Building Custom Sub-Agents for AI-Assisted Workflows
As AI coding agents have become part of my daily workflow, I’ve started building specialized sub-agents — focused, single-purpose agents that can be invoked by a parent orchestrator to handle specific tasks. The own-subagents project is a collection of these: Shell-based sub-agents designed for specific automation tasks that I run repeatedly in my development workflow.
The design philosophy for sub-agents is narrow scope and explicit I/O. A sub-agent should do one thing well: analyze a codebase for a specific pattern, generate a changelog from git history, validate a configuration file, or transform data from one format to another. The input is well-defined (usually JSON or plain text via stdin), the output is well-defined (JSON or formatted text to stdout), and the sub-agent has no side effects beyond what’s explicitly in its spec. This makes them composable — the orchestrator can chain sub-agents, pass outputs between them, and handle errors at the orchestration level.
Shell is a pragmatic choice for sub-agents that primarily orchestrate other command-line tools. A sub-agent that needs to run git commands, call the OpenCode CLI, manipulate files, and pass data between steps can do all of this in a shell script with no additional runtime dependencies. The Shell environment’s pipe-and-filter model aligns well with the sub-agent pattern: each tool in the pipeline is itself a form of sub-agent.

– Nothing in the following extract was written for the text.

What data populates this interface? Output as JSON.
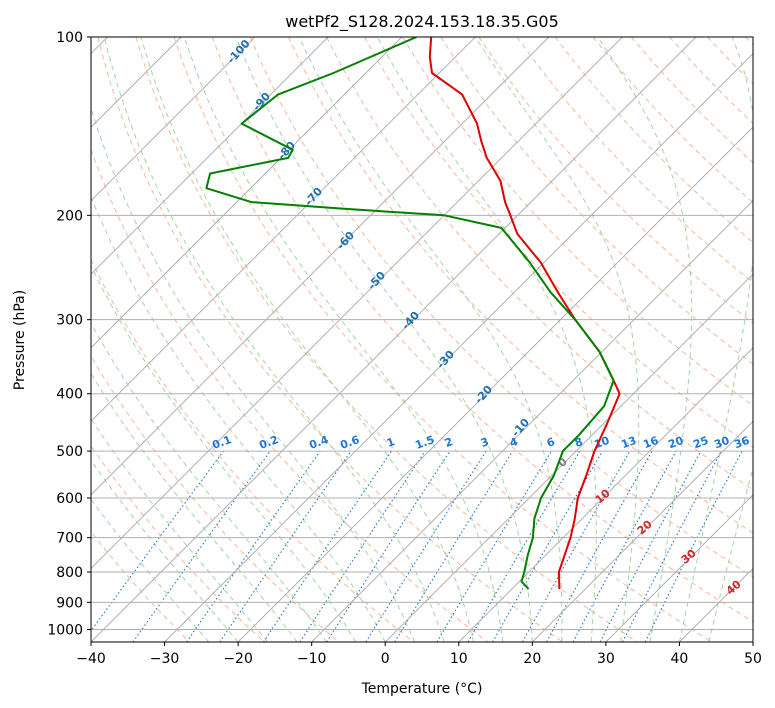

The most valuable thing I’ve learned from building multi-agent pipelines is that reliability depends on the quality of the handoffs between agents. An orchestrator that gives a sub-agent ambiguous instructions or an imprecise schema will get unpredictable results regardless of how capable the sub-agent is. Investing in precise, typed interfaces between agents — with validation at each handoff point — is the engineering work that makes multi-agent systems actually reliable rather than just theoretically possible.